During their talk “Taking Back Agile”, they started to explore the topic “If this is agile, take it back” by identifying the opposite, things that agile implementations brought to the organizations with few or null benefits. The message sent to audience was: “If this is not agile, get rid of it”. Many causes to the loss of agility were pointed out, below is a summary of them:

  • Endless meetings, excessive bureaucracy.
  • Developers not doing development, focused on following the processes.
  • Teams more focused on management than on practicing engineering.
  • Estimation burden.
  • Velocity overloaded means crushing technical debt.

In the second part of the talk, “I’d like my agile back, please”, they provide the audience a recipe to start getting back the good things from agile and to get rid from the evil ones. The first idea suggested is to “stop having hope” because hope prevents people from acting and trying to solve questions by their own. Strongly connected with this idea is the duality “seeming vs becoming” - a person should become a good professional from the bottom, asking stupid questions, making stupid errors, learning and becoming someone.
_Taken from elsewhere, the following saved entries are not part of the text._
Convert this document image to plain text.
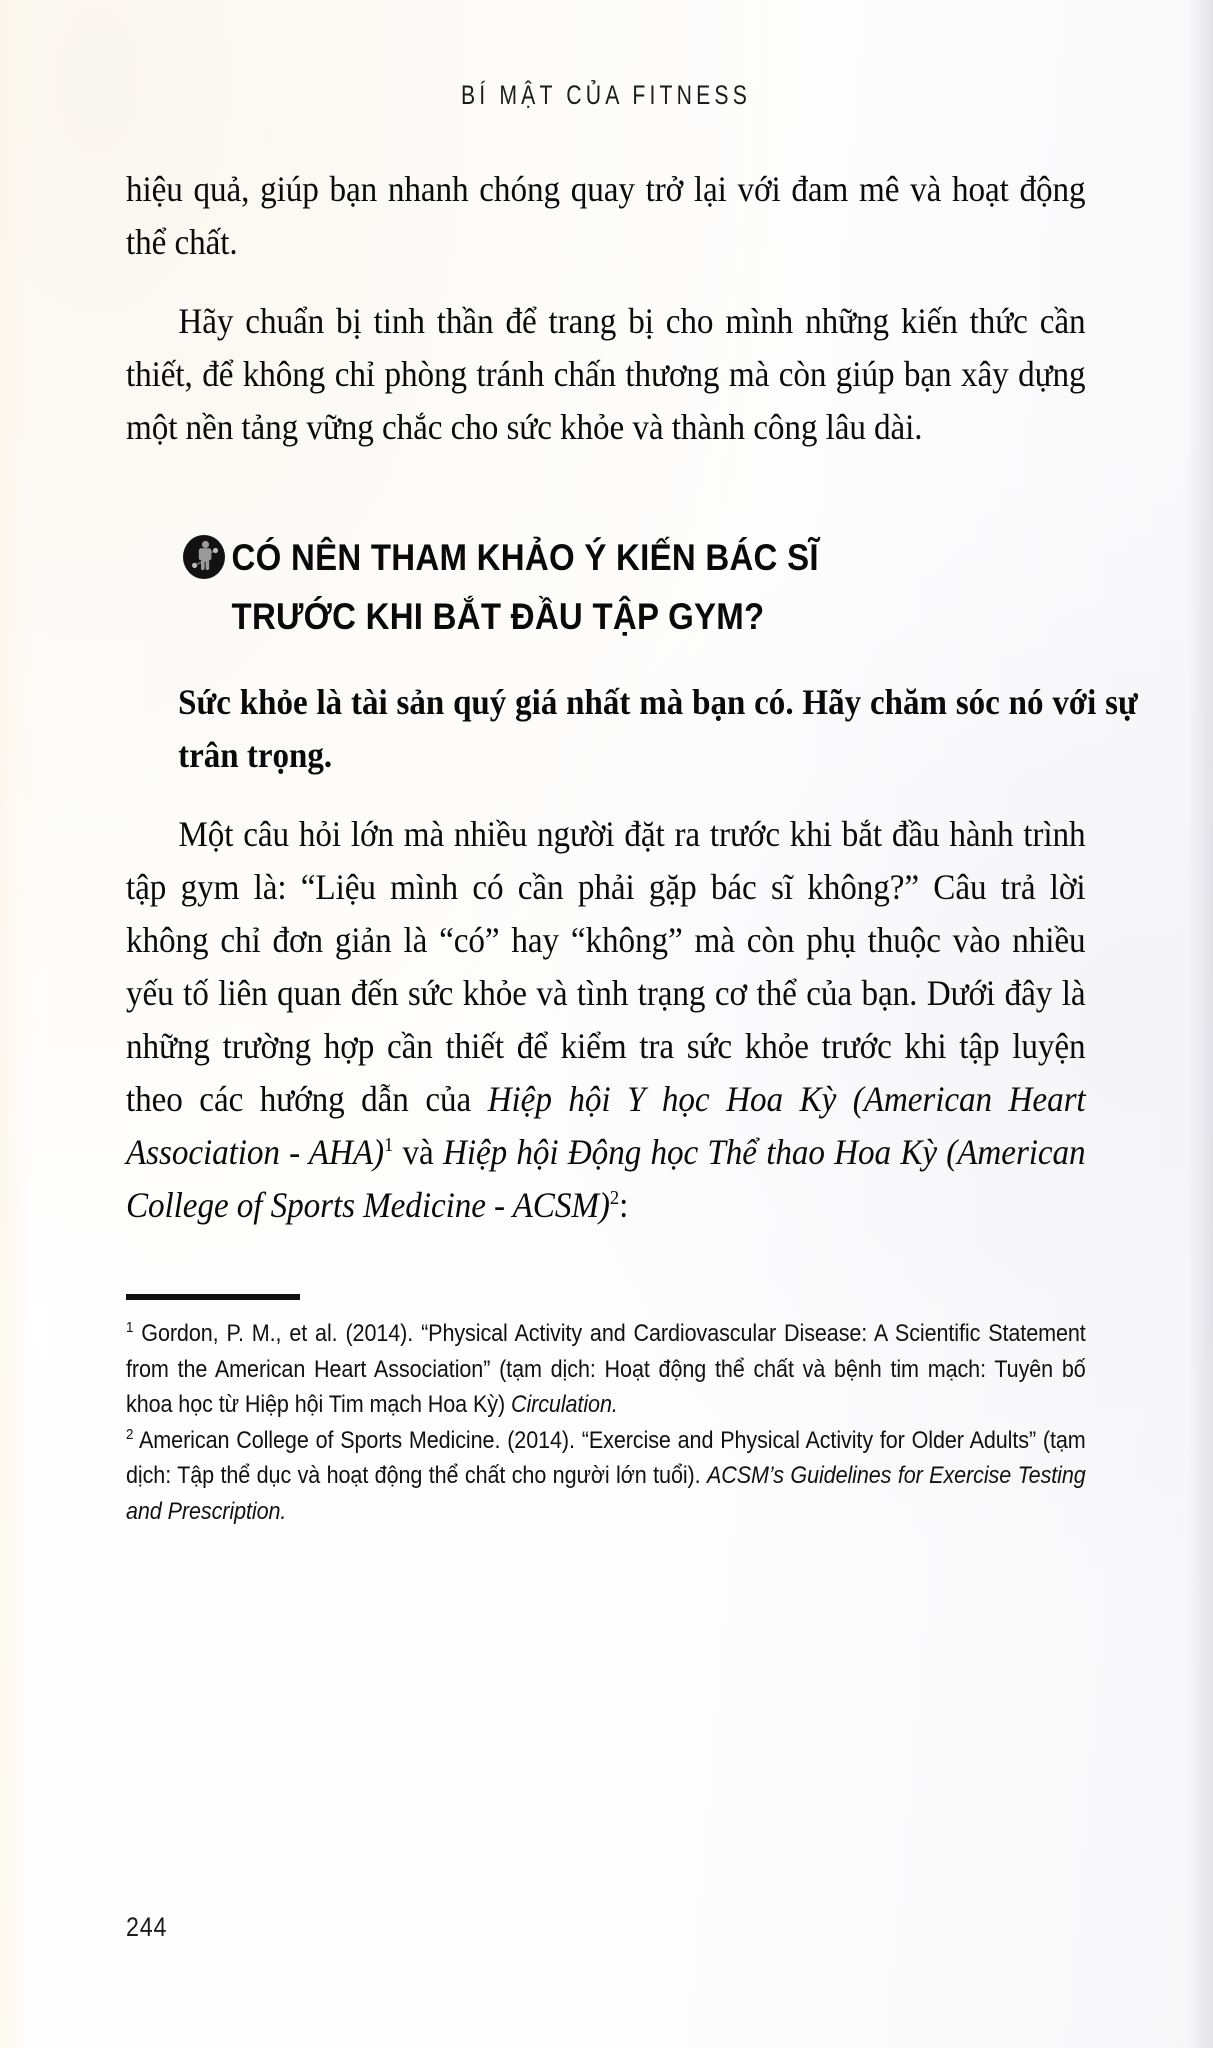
BÍ MẬT CỦA FITNESS

hiệu quả, giúp bạn nhanh chóng quay trở lại với đam mê và hoạt động thể chất.

Hãy chuẩn bị tinh thần để trang bị cho mình những kiến thức cần thiết, để không chỉ phòng tránh chấn thương mà còn giúp bạn xây dựng một nền tảng vững chắc cho sức khỏe và thành công lâu dài.

CÓ NÊN THAM KHẢO Ý KIẾN BÁC SĨ
TRƯỚC KHI BẮT ĐẦU TẬP GYM?
Sức khỏe là tài sản quý giá nhất mà bạn có. Hãy chăm sóc nó với sự trân trọng.

Một câu hỏi lớn mà nhiều người đặt ra trước khi bắt đầu hành trình tập gym là: “Liệu mình có cần phải gặp bác sĩ không?” Câu trả lời không chỉ đơn giản là “có” hay “không” mà còn phụ thuộc vào nhiều yếu tố liên quan đến sức khỏe và tình trạng cơ thể của bạn. Dưới đây là những trường hợp cần thiết để kiểm tra sức khỏe trước khi tập luyện theo các hướng dẫn của Hiệp hội Y học Hoa Kỳ (American Heart Association - AHA)$^1$ và Hiệp hội Động học Thể thao Hoa Kỳ (American College of Sports Medicine - ACSM)$^2$:

$^1$ Gordon, P. M., et al. (2014). “Physical Activity and Cardiovascular Disease: A Scientific Statement from the American Heart Association” (tạm dịch: Hoạt động thể chất và bệnh tim mạch: Tuyên bố khoa học từ Hiệp hội Tim mạch Hoa Kỳ) Circulation.

$^2$ American College of Sports Medicine. (2014). “Exercise and Physical Activity for Older Adults” (tạm dịch: Tập thể dục và hoạt động thể chất cho người lớn tuổi). ACSM’s Guidelines for Exercise Testing and Prescription.

244
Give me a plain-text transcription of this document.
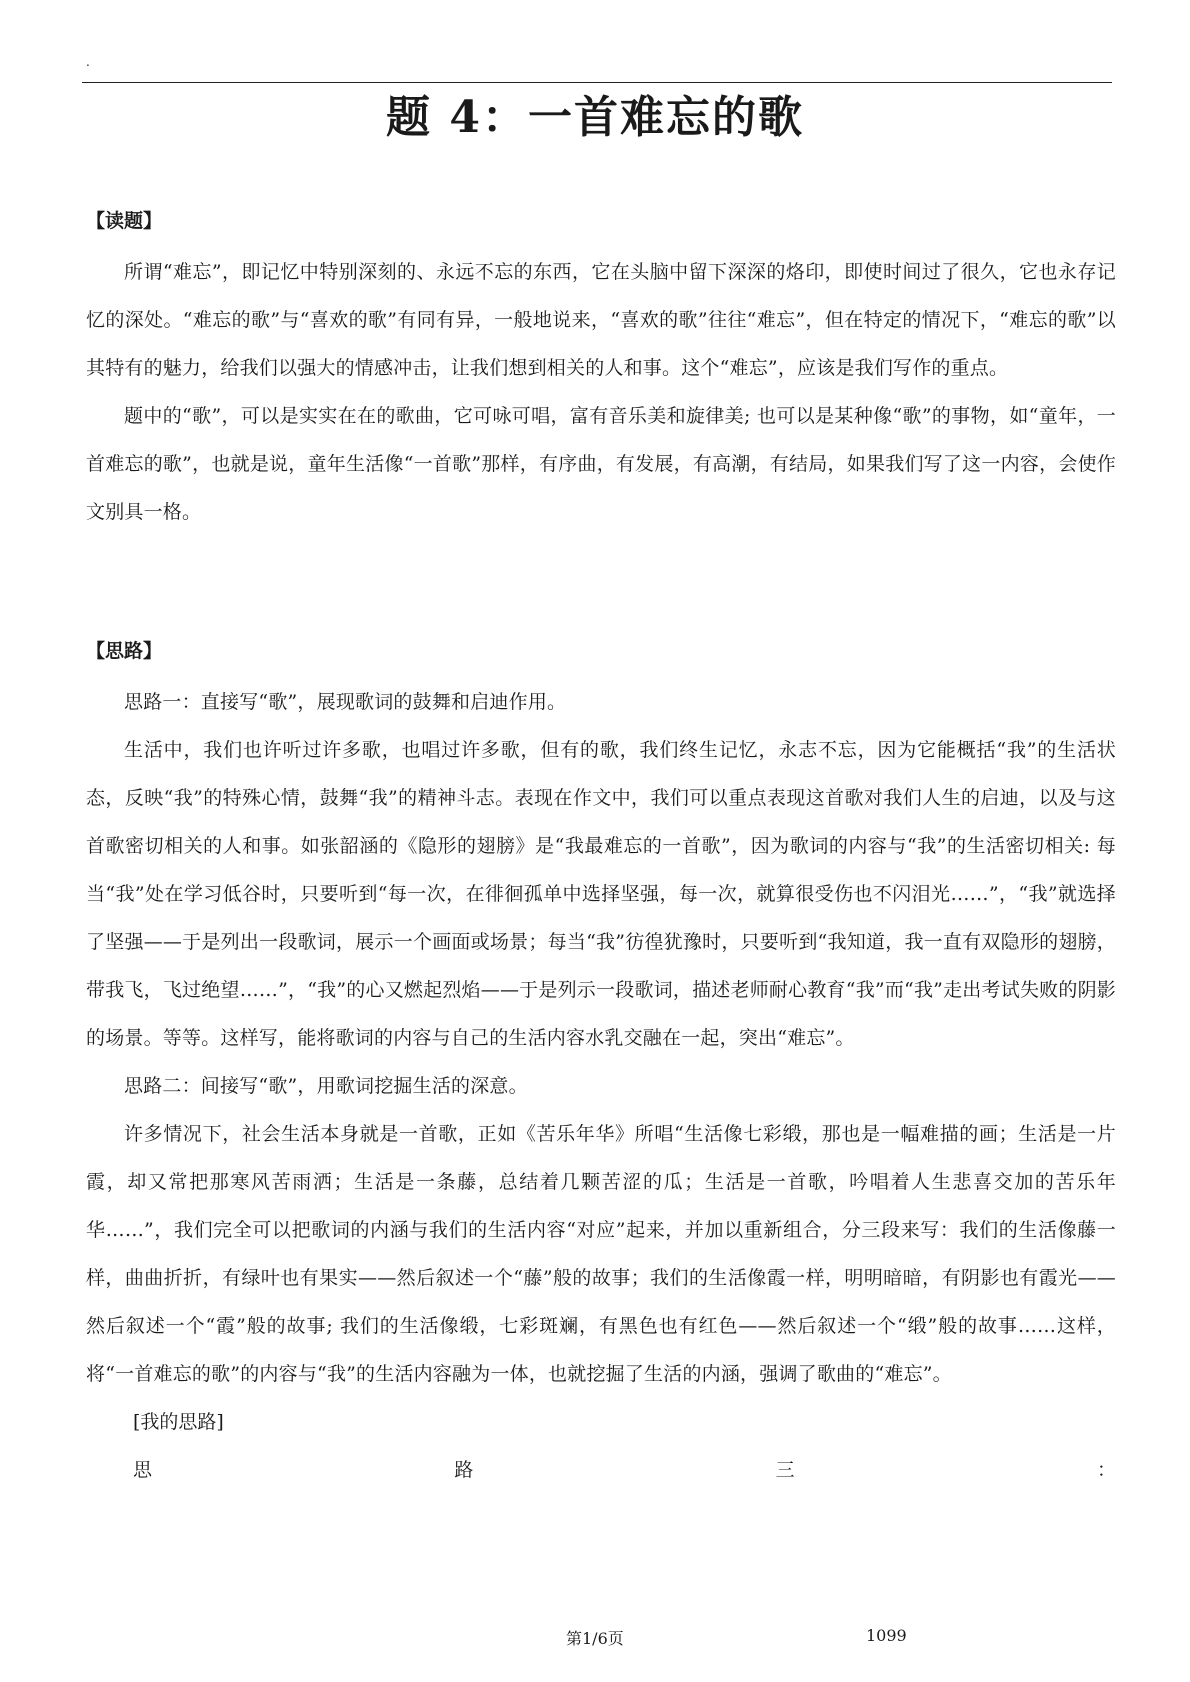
.
题 4：一首难忘的歌

【读题】

所谓“难忘”，即记忆中特别深刻的、永远不忘的东西，它在头脑中留下深深的烙印，即使时间过了很久，它也永存记忆的深处。“难忘的歌”与“喜欢的歌”有同有异，一般地说来，“喜欢的歌”往往“难忘”，但在特定的情况下，“难忘的歌”以其特有的魅力，给我们以强大的情感冲击，让我们想到相关的人和事。这个“难忘”，应该是我们写作的重点。

题中的“歌”，可以是实实在在的歌曲，它可咏可唱，富有音乐美和旋律美; 也可以是某种像“歌”的事物，如“童年，一首难忘的歌”，也就是说，童年生活像“一首歌”那样，有序曲，有发展，有高潮，有结局，如果我们写了这一内容，会使作文别具一格。

【思路】

思路一：直接写“歌”，展现歌词的鼓舞和启迪作用。

生活中，我们也许听过许多歌，也唱过许多歌，但有的歌，我们终生记忆，永志不忘，因为它能概括“我”的生活状态，反映“我”的特殊心情，鼓舞“我”的精神斗志。表现在作文中，我们可以重点表现这首歌对我们人生的启迪，以及与这首歌密切相关的人和事。如张韶涵的《隐形的翅膀》是“我最难忘的一首歌”，因为歌词的内容与“我”的生活密切相关: 每当“我”处在学习低谷时，只要听到“每一次，在徘徊孤单中选择坚强，每一次，就算很受伤也不闪泪光……”，“我”就选择了坚强——于是列出一段歌词，展示一个画面或场景；每当“我”彷徨犹豫时，只要听到“我知道，我一直有双隐形的翅膀，带我飞，飞过绝望……”，“我”的心又燃起烈焰——于是列示一段歌词，描述老师耐心教育“我”而“我”走出考试失败的阴影的场景。等等。这样写，能将歌词的内容与自己的生活内容水乳交融在一起，突出“难忘”。

思路二：间接写“歌”，用歌词挖掘生活的深意。

许多情况下，社会生活本身就是一首歌，正如《苦乐年华》所唱“生活像七彩缎，那也是一幅难描的画；生活是一片霞，却又常把那寒风苦雨洒；生活是一条藤，总结着几颗苦涩的瓜；生活是一首歌，吟唱着人生悲喜交加的苦乐年华……”，我们完全可以把歌词的内涵与我们的生活内容“对应”起来，并加以重新组合，分三段来写：我们的生活像藤一样，曲曲折折，有绿叶也有果实——然后叙述一个“藤”般的故事；我们的生活像霞一样，明明暗暗，有阴影也有霞光——然后叙述一个“霞”般的故事; 我们的生活像缎，七彩斑斓，有黑色也有红色——然后叙述一个“缎”般的故事……这样，将“一首难忘的歌”的内容与“我”的生活内容融为一体，也就挖掘了生活的内涵，强调了歌曲的“难忘”。

[我的思路]

思	路	三	：
第1/6页	1099
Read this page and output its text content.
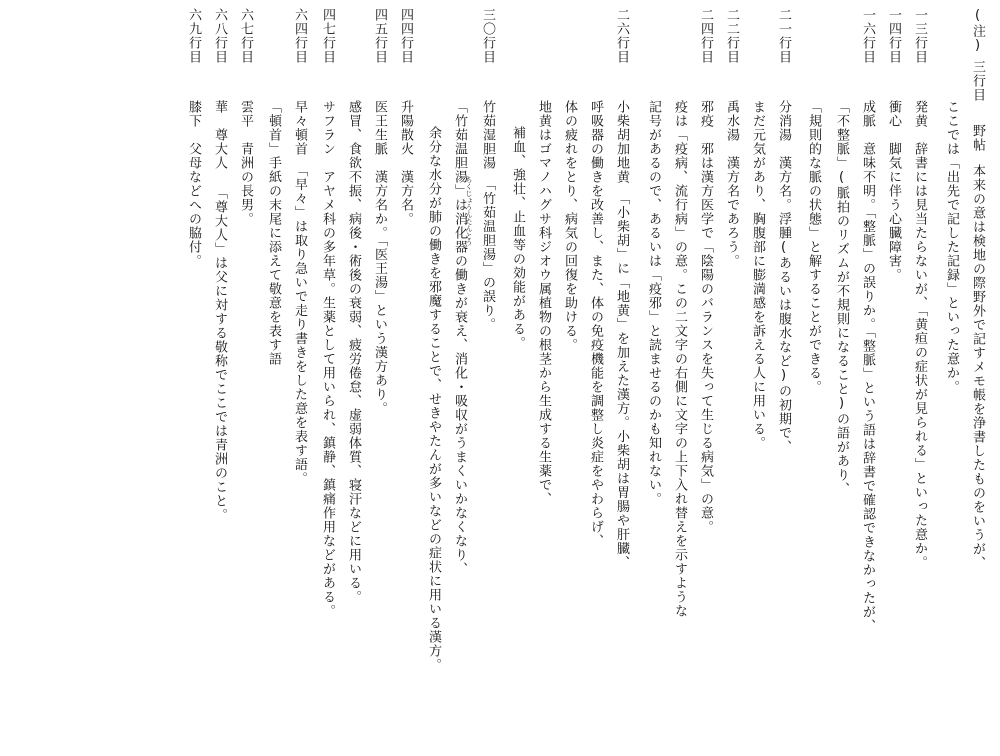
(注)三行目野帖本来の意は検地の際野外で記すメモ帳を浄書したものをいうが、
ここでは「出先で記した記録」といった意か。
一三行目発黄　辞書には見当たらないが、「黄疸の症状が見られる」といった意か。
一四行目衝心　脚気に伴う心臓障害。
一六行目成脈　意味不明。「整脈」の誤りか。「整脈」という語は辞書で確認できなかったが、
「不整脈」(脈拍のリズムが不規則になること)の語があり、
「規則的な脈の状態」と解することができる。
二一行目分消湯　漢方名。浮腫(あるいは腹水など)の初期で、
まだ元気があり、胸腹部に膨満感を訴える人に用いる。
二二行目禹水湯　漢方名であろう。
二四行目邪疫　邪は漢方医学で「陰陽のバランスを失って生じる病気」の意。
疫は「疫病、流行病」の意。この二文字の右側に文字の上下入れ替えを示すような
記号があるので、あるいは「疫邪」と読ませるのかも知れない。
二六行目小柴胡加地黄　「小柴胡」に「地黄」を加えた漢方。小柴胡は胃腸や肝臓、
呼吸器の働きを改善し、また、体の免疫機能を調整し炎症をやわらげ、
体の疲れをとり、病気の回復を助ける。
地黄はゴマノハグサ科ジオウ属植物の根茎から生成する生薬で、
補血、強壮、止血等の効能がある。
三〇行目竹茹湿胆湯　「竹茹温胆湯」の誤り。
ちくじょうんたんとう
「竹茹温胆湯」は消化器の働きが衰え、消化・吸収がうまくいかなくなり、
余分な水分が肺の働きを邪魔することで、せきやたんが多いなどの症状に用いる漢方。
四四行目升陽散火　漢方名。
四五行目医王生脈　漢方名か。「医王湯」という漢方あり。
感冒、食欲不振、病後・術後の衰弱、疲労倦怠、虚弱体質、寝汗などに用いる。
四七行目サフラン　アヤメ科の多年草。生薬として用いられ、鎮静、鎮痛作用などがある。
六四行目早々頓首　「早々」は取り急いで走り書きをした意を表す語。
「頓首」手紙の末尾に添えて敬意を表す語
六七行目雲平　青洲の長男。
六八行目華　尊大人 「尊大人」は父に対する敬称でここでは青洲のこと。
六九行目膝下　父母などへの脇付。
They explained that when a person is worried about seeming something is preventing himself from learning.

Acting was the next key point of the presentation. They talked about the first known XP project and the two questions that drove it:

  • What has worked well for us in the past?
  • How can we do these things more intensely?

People who worked on that project thought about how to proceed (act) to have both questions answered. They turned casuistic tasks on systematic ones executed as many times as possible. Examples of those were:

  • Code integration and testing.
  • Communication with the co-workers.
  • Know customer expectations.

A key idea here is, as Martin Fowler says on its blog, “if it hurts, do it more often”.

To put in practice an action plan like that, they suggested that teams must have rights and permissions. Rights inherited from agile’s first days like providing own estimates, having freedom to decide, having ability to complete the job, knowing what customer wants. Regarding permissions, they remembered that no one needs permission to do a good job so, “do not ask for permissions! Find your own!”

All of the described above assumes that you should “Take responsibility of your work!”. Do you do it?